• Shell’s ‘Fueled to Do More’ imparts fuel-efficiency tips to the youth


    D3---Shell-Eco-20160329Much have been written about ways to go further on a tank of fuel, ranging from planning your trips to getting rid of excess weight (including your extra ‘bulges’).

    Shell decided to educate young people and members of the media on efficiency by pitting them against each other in a race around Bonifacio Global City’s (BGC) High Street on February 19. Akin to The Amazing Race, teams of five had to complete tasks that tested not only their physical and mental capabilities, but also their teamwork in performing the tasks efficiently. The team that finished the earliest wins.

    “We at Shell understand every motorist’s need to maximize their day, so we continue to instill the merits of being fuel efficient to everyone,” said Pilipinas Shell Vice President for Retail Anthony Yam. “That’s why we believe in educating the youth on the importance of knowing the correct fuel saving tips and the use of the right fuel such as Shell FuelSave with Active Efficiency Ingredients, which is designed to last longer than standard fuels. We want to start them young, and these are useful tools that can help drivers become more fuel efficient and do more in their everyday lives.”

    Scavenger hunt, quiz bee
    The day started with a briefing at the BGC Amphitheater, where the teams were told that they had five minutes to complete a task at each of the seven stations scattered around BGC High Street. Teams that couldn’t finish the task would be allowed to move to the next station, but would be meted a two-minute penalty.

    Most of the teams were comprised of student-engineers that will represent the Philippines in this year’s Shell Eco-Marathon Asia in Manila on March 3 to 6, while some teams were made up of media people. They lined up under the start-finish arch according to their shirt color, shooting out to the first station on the go signal, excited screams trailing the bright colors whizzing by.

    The teams had to go on a scavenger hunt to collect fuel-efficiency tip cards scattered around the search area. Some teams were able to complete the task quickly, running past curious and bemused pedestrians to the next stations some two blocks away.

    There, teams had to test their flexibility by contorting themselves through a rope web without ringing the bells (which was surprisingly not a challenge for the ‘more mature’ media teams). They also had their brains picked in a hopscotch-style quiz bee on fuel-efficiency myths and facts, among other tasks.

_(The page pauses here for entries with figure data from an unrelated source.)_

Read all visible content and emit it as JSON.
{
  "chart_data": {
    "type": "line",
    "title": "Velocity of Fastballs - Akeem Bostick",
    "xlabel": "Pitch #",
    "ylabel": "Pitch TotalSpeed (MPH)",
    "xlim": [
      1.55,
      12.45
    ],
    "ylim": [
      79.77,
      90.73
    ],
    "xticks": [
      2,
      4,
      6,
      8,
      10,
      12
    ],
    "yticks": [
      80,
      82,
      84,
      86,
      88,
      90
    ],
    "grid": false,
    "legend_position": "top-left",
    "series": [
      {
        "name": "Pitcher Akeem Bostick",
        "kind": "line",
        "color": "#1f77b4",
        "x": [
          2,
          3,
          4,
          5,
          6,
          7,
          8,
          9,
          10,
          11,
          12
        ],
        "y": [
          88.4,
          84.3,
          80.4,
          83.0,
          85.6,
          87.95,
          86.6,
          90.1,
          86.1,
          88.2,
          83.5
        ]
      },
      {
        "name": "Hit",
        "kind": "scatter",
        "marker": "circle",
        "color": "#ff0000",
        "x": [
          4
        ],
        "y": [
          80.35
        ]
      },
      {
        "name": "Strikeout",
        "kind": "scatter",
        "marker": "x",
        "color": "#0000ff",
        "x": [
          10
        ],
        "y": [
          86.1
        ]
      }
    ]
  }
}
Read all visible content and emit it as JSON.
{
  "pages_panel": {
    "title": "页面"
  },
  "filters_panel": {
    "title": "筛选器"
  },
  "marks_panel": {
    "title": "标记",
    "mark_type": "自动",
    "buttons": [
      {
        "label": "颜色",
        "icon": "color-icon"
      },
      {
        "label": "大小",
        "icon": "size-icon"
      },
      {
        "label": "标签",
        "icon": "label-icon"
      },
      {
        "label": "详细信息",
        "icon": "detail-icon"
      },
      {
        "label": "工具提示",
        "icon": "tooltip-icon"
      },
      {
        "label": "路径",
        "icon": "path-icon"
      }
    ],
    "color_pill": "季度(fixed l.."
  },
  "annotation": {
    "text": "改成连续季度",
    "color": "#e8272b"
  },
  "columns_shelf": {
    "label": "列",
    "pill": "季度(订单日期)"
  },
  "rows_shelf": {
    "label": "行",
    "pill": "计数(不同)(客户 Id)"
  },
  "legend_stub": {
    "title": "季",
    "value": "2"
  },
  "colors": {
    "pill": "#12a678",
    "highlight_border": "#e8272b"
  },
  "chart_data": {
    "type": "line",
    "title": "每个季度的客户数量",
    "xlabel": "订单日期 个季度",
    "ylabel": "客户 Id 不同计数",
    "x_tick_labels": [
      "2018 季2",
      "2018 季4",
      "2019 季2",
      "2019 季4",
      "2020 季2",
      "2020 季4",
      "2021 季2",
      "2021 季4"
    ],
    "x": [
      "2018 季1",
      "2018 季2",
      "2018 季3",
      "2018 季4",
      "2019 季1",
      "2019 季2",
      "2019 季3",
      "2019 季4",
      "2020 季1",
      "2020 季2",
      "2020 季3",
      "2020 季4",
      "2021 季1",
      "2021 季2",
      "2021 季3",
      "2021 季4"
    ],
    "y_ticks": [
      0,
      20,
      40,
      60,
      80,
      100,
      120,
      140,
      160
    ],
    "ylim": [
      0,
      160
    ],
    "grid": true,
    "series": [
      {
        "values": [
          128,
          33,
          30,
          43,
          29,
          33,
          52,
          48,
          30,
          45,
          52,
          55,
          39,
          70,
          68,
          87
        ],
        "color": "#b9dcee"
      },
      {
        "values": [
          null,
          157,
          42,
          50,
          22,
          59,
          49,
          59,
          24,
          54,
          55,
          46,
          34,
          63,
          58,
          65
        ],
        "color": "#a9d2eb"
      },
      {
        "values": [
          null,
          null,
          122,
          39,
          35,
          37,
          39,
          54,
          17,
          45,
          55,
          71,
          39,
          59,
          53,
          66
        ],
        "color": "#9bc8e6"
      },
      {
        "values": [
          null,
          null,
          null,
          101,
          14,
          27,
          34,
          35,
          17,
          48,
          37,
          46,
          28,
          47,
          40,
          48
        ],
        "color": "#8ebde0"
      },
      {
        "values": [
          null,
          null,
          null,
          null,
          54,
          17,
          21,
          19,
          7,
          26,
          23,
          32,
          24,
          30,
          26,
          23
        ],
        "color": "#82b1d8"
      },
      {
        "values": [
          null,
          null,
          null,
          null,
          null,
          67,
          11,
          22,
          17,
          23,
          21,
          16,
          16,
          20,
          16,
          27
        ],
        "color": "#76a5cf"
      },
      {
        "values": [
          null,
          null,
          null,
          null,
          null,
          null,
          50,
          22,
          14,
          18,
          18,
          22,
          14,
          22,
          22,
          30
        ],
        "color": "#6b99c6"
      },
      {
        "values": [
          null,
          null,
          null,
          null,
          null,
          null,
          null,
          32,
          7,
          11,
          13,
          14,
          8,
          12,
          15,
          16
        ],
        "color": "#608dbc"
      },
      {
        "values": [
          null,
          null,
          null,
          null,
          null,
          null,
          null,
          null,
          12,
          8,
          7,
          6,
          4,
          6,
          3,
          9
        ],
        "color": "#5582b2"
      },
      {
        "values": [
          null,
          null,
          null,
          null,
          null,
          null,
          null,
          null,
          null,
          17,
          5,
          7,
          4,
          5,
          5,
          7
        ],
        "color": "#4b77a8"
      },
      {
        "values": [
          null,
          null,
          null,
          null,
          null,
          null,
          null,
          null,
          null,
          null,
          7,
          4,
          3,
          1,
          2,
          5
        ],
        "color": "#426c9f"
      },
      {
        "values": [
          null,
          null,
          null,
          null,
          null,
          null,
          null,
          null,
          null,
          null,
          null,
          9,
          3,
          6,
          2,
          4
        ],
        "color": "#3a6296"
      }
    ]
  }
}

    After all these, the teams ran back to the amphitheater for the final challenges, which included driving a remote-controlled car around a small oval track without letting the hard-boiled egg on top fall off and unlocking a large chest that contained pieces to a giant jigsaw puzzle that they had to assemble. Triumphant teams would be given a flag that they had to place into stands, which also stopped their time.

    Video games, ‘improv’ survey results
    Afterwards, we were all whisked away to dinner a few blocks away. The kids were treated to video games and party games while waiting for the program to start. All the participants were also made to sign pledges on plastic balls on how they could be more efficient when traveling.

    The event is part of Shell’s Do More campaign, which reinforces the value of fuel efficiency to motorists. In fact, the company conducted a poll in January this year of 1,000 Filipino drivers, who felt that they had less time to do the things they enjoy this year compared to last year, such as spending time with their families and friends, because of traffic congestion.

    Short of lobbying the government to limit the sale of cars, beef up driver education or perhaps improve our roads, the members of Silly People’s Improv Theater Manila showed us hilarious, on-the-spot situations of how this problem could lead to break-ups, upset children and even resorting to talking to imaginary friends. In addition, nearly two in three respondents said changing the way they drive could give them more time to do more fun things, while half would even be willing to take a long road trip if they could drive further on the same amount of fuel.

    The evening concluded with awarding the top three finishers. Third was the yellow team from De La Salle University, second was the white team comprised of members of the media, while the blue team, comprised of engineering students from various schools, got the top spot.